Maihöfner C, Tegeder I, Euchenhofer C, deWitt D, Brune K, Bang R, Neuhuber W, Geisslinger G
Institut für Experimentelle Pharmakologie and Toxikologie, Universität Erlangen, Universitätsstr. 22, 91054, Erlangen, Germany.
Neuroscience. 2000;101(4):1093-108. doi: 10.1016/s0306-4522(00)00361-4.

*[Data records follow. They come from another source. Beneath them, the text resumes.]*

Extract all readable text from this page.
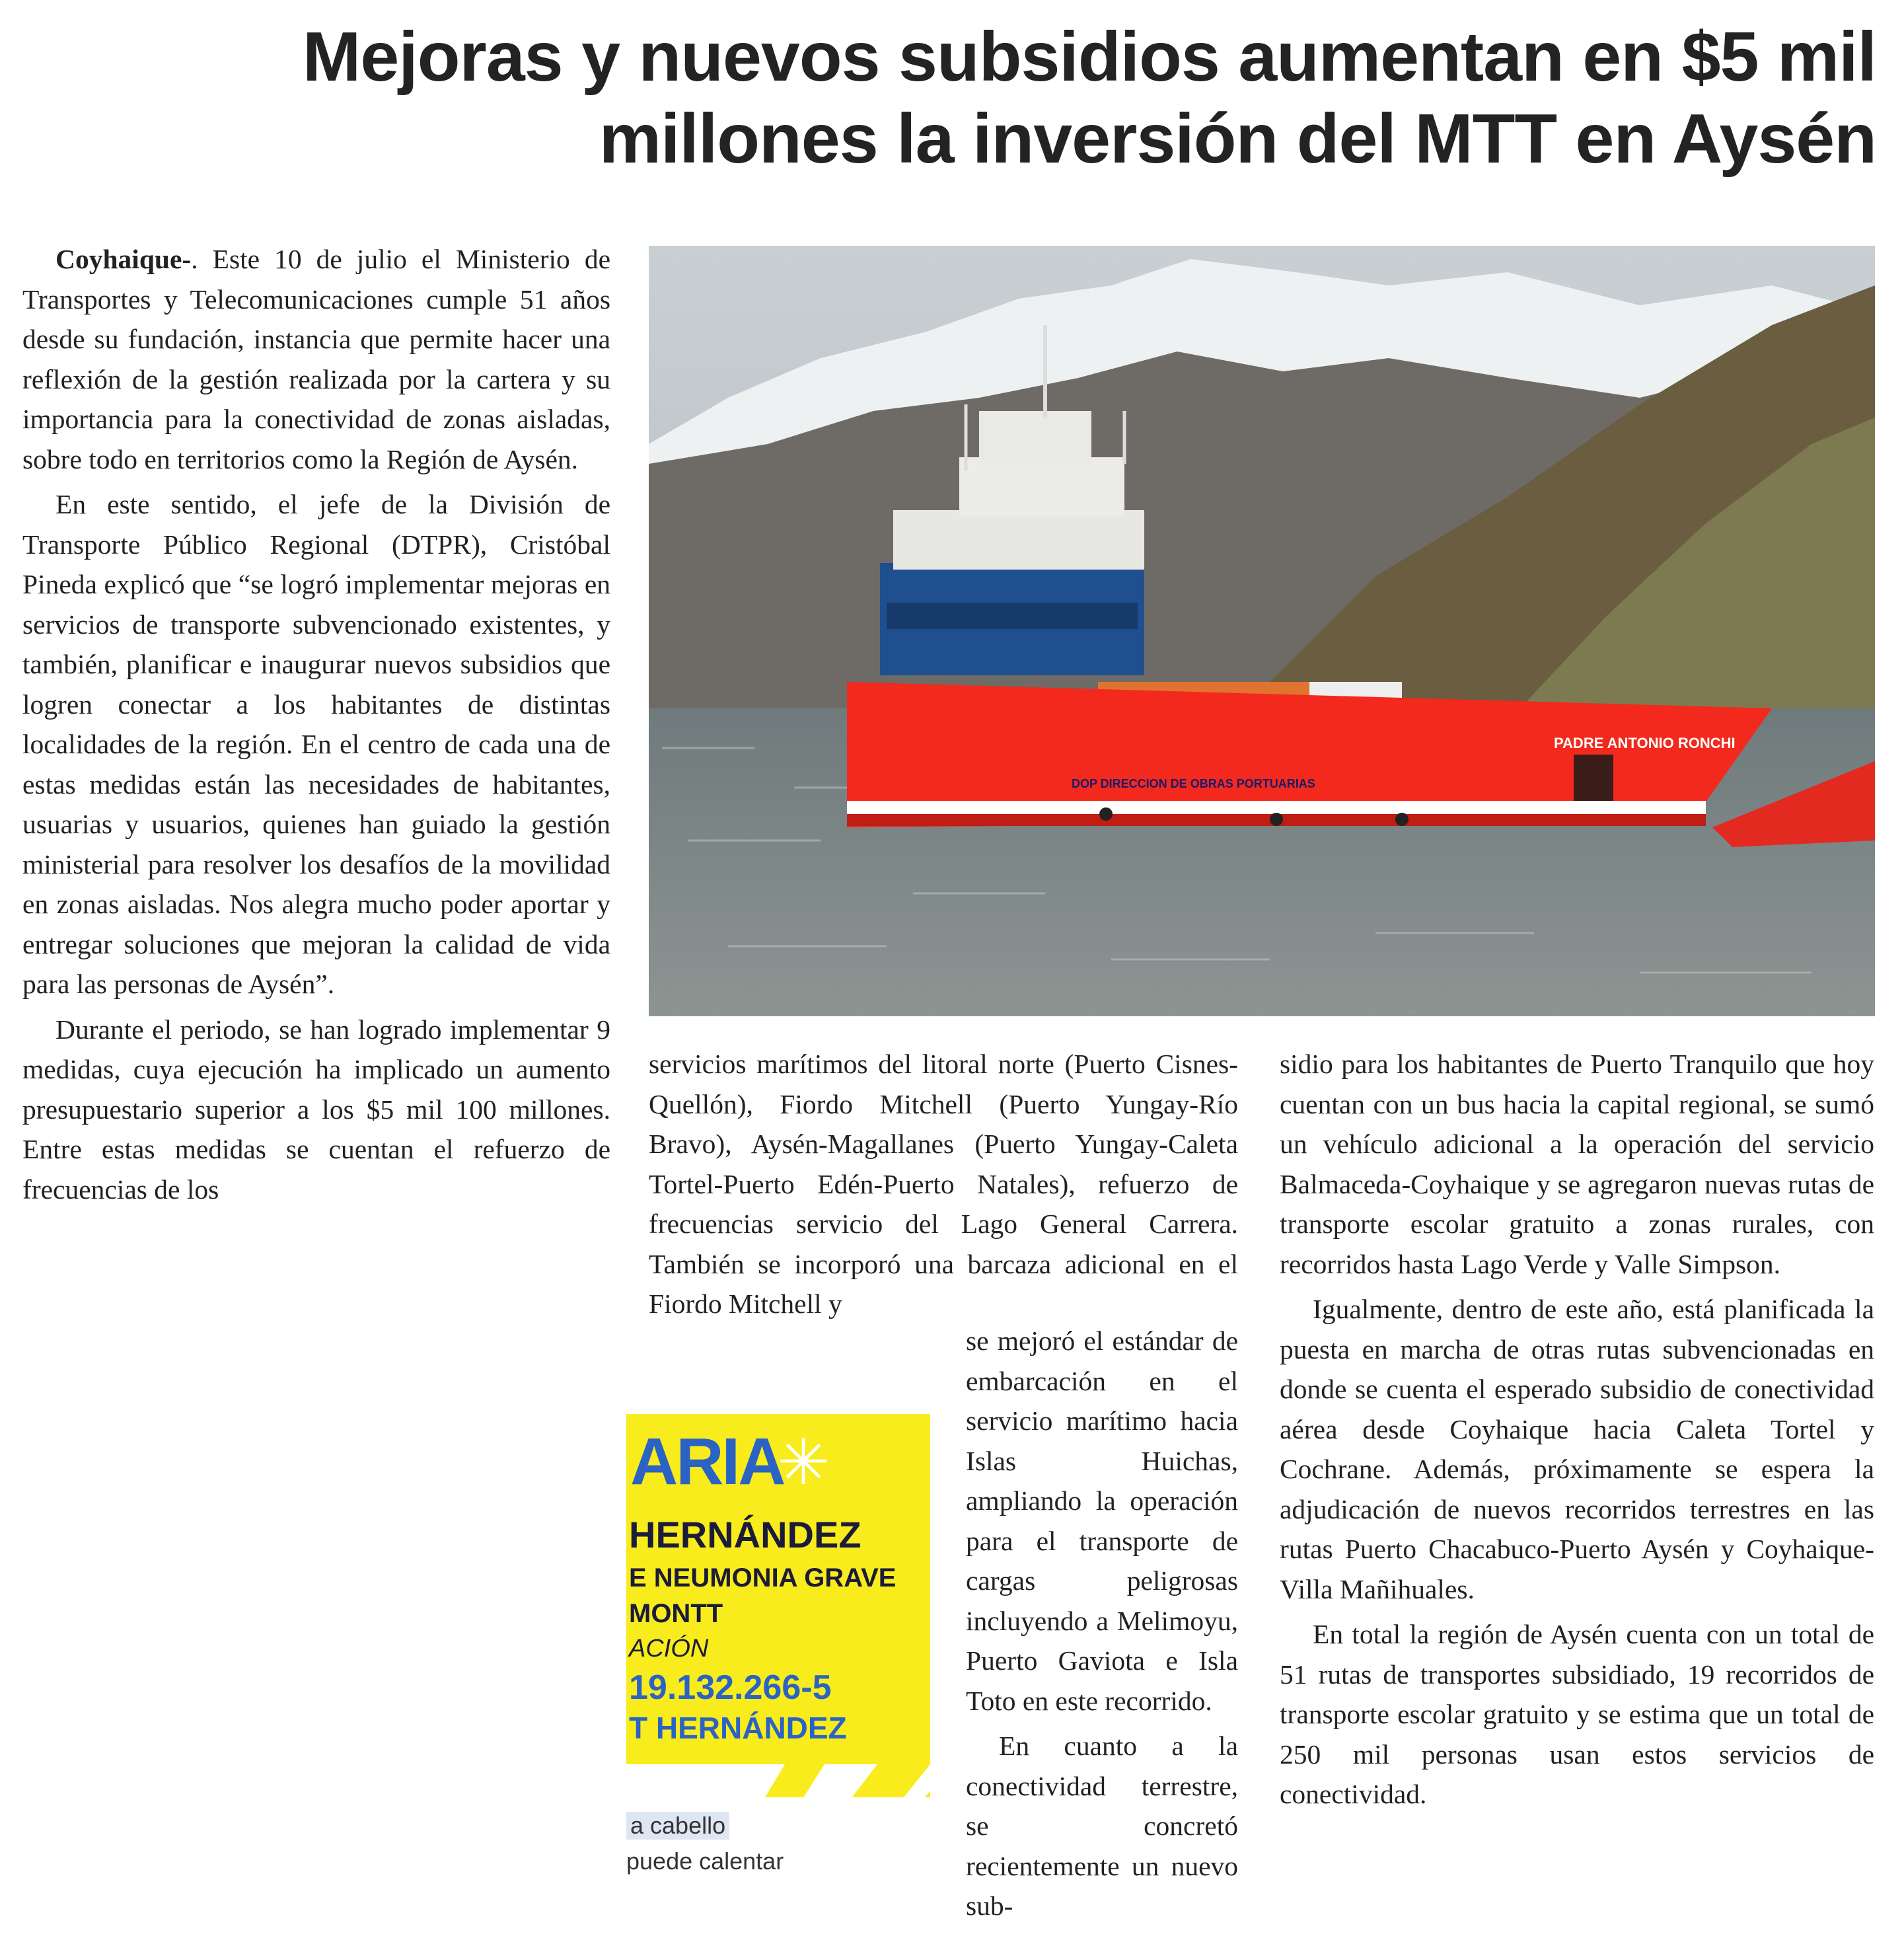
Mejoras y nuevos subsidios aumentan en $5 mil
millones la inversión del MTT en Aysén

Coyhaique-. Este 10 de julio el Ministerio de Transportes y Telecomunicaciones cumple 51 años desde su fundación, instancia que permite hacer una reflexión de la gestión realizada por la cartera y su importancia para la conectividad de zonas aisladas, sobre todo en territorios como la Región de Aysén.

En este sentido, el jefe de la División de Transporte Público Regional (DTPR), Cristóbal Pineda explicó que “se logró implementar mejoras en servicios de transporte subvencionado existentes, y también, planificar e inaugurar nuevos subsidios que logren conectar a los habitantes de distintas localidades de la región. En el centro de cada una de estas medidas están las necesidades de habitantes, usuarias y usuarios, quienes han guiado la gestión ministerial para resolver los desafíos de la movilidad en zonas aisladas. Nos alegra mucho poder aportar y entregar soluciones que mejoran la calidad de vida para las personas de Aysén”.

Durante el periodo, se han logrado implementar 9 medidas, cuya ejecución ha implicado un aumento presupuestario superior a los $5 mil 100 millones. Entre estas medidas se cuentan el refuerzo de frecuencias de los

PADRE ANTONIO RONCHI
DOP DIRECCION DE OBRAS PORTUARIAS

servicios marítimos del litoral norte (Puerto Cisnes-Quellón), Fiordo Mitchell (Puerto Yungay-Río Bravo), Aysén-Magallanes (Puerto Yungay-Caleta Tortel-Puerto Edén-Puerto Natales), refuerzo de frecuencias servicio del Lago General Carrera. También se incorporó una barcaza adicional en el Fiordo Mitchell y

se mejoró el estándar de embarcación en el servicio marítimo hacia Islas Huichas, ampliando la operación para el transporte de cargas peligrosas incluyendo a Melimoyu, Puerto Gaviota e Isla Toto en este recorrido.

En cuanto a la conectividad terrestre, se concretó recientemente un nuevo sub-

sidio para los habitantes de Puerto Tranquilo que hoy cuentan con un bus hacia la capital regional, se sumó un vehículo adicional a la operación del servicio Balmaceda-Coyhaique y se agregaron nuevas rutas de transporte escolar gratuito a zonas rurales, con recorridos hasta Lago Verde y Valle Simpson.

Igualmente, dentro de este año, está planificada la puesta en marcha de otras rutas subvencionadas en donde se cuenta el esperado subsidio de conectividad aérea desde Coyhaique hacia Caleta Tortel y Cochrane. Además, próximamente se espera la adjudicación de nuevos recorridos terrestres en las rutas Puerto Chacabuco-Puerto Aysén y Coyhaique-Villa Mañihuales.

En total la región de Aysén cuenta con un total de 51 rutas de transportes subsidiado, 19 recorridos de transporte escolar gratuito y se estima que un total de 250 mil personas usan estos servicios de conectividad.

ARIA
✳
HERNÁNDEZ
E NEUMONIA GRAVE
MONTT
ACIÓN
19.132.266-5
T HERNÁNDEZ
a cabello
puede calentar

Prostaglandins are important mediators in spinal nociceptive processing. They are produced by cyclo-oxygenase isoforms, cyclo-oxygenase-1 and -2, which are both constitutively expressed in the central nervous system. The present immunohistochemical study details localization and regulation of cyclo-oxygenase-1 and -2 and neuronal nitric oxide synthase in lumbar spinal cord before and after induction of a painful paw inflammation in mice. Cyclo-oxygenase-1 immunoreactivity was found in glial cells of the dorsal and ventral horns, but not in neurons. In unstimulated mice, cyclo-oxygenase-2 immunoreactivity was found in motoneurons of the ventral horns and in lamina X, but not in dorsal horn neurons. After induction of a paw inflammation with zymosan, cyclo-oxygenase-2 immunoreactivity increased dramatically in dorsal horn neurons of laminae I-VI and X, paralleled by a significant increase in prostaglandin E(2) release from lumbar spinal cord. Cyclo-oxygenase-2 was co-localized with neuronal nitric oxide synthase immunoreactivity in several neurons in superficial laminae of the dorsal horns and in the area surrounding the central canal. Nitric oxide synthase was distributed in the cytoplasm and extended to processes of some neurons. In contrast, electron microscopy revealed that cyclo-oxygenase-2 immunoreactivity was restricted to the nuclear membrane and rough endoplasmic reticulum. It is shown in the present study that both cyclo-oxygenase isoforms are constitutively expressed in the spinal cord, cyclo-oxygenase-1 in glial cells of the dorsal and ventral horns and cyclo-oxygenase-2 in motoneurons. After induction of a hindpaw inflammation, several dorsal horn neurons express cyclo-oxygenase-2. Some of them are also positive for neuronal nitric oxide synthase, which is also induced following peripheral inflammation. Intracellularly, cyclo-oxygenase-2 is bound to the membranes of the nucleus and endoplasmic reticulum, whereas neuronal nitric oxide synthase is found in the cytoplasm.
前列腺素是脊髓伤害性感受处理过程中的重要介质。它们由环氧化酶同工型,即环氧化酶-1和-2产生,这两种酶在中枢神经系统中均组成性表达。本免疫组织化学研究详细阐述了在小鼠爪部诱发疼痛性炎症前后,腰脊髓中环氧化酶-1和-2以及神经元型一氧化氮合酶的定位和调节情况。在背角和腹角的胶质细胞中发现了环氧化酶-1免疫反应性,但在神经元中未发现。在未受刺激的小鼠中,腹角运动神经元和X层中发现了环氧化酶-2免疫反应性,但在背角神经元中未发现。用酵母聚糖诱发爪部炎症后,I-VI层和X层背角神经元中的环氧化酶-2免疫反应性显著增加,同时腰脊髓中前列腺素E(2)的释放也显著增加。环氧化酶-2与神经元型一氧化氮合酶免疫反应性在背角浅层的几个神经元以及中央管周围区域共定位。一氧化氮合酶分布在细胞质中,并延伸到一些神经元的突起。相比之下,电子显微镜显示环氧化酶-2免疫反应性局限于核膜和粗面内质网。本研究表明,两种环氧化酶同工型在脊髓中均组成性表达,环氧化酶-1在背角和腹角的胶质细胞中表达,环氧化酶-2在运动神经元中表达。诱发后爪炎症后,几个背角神经元表达环氧化酶-2。其中一些神经元对神经元型一氧化氮合酶也呈阳性,该酶在周围炎症后也被诱导。在细胞内,环氧化酶-2与细胞核和内质网的膜结合,而神经元型一氧化氮合酶存在于细胞质中。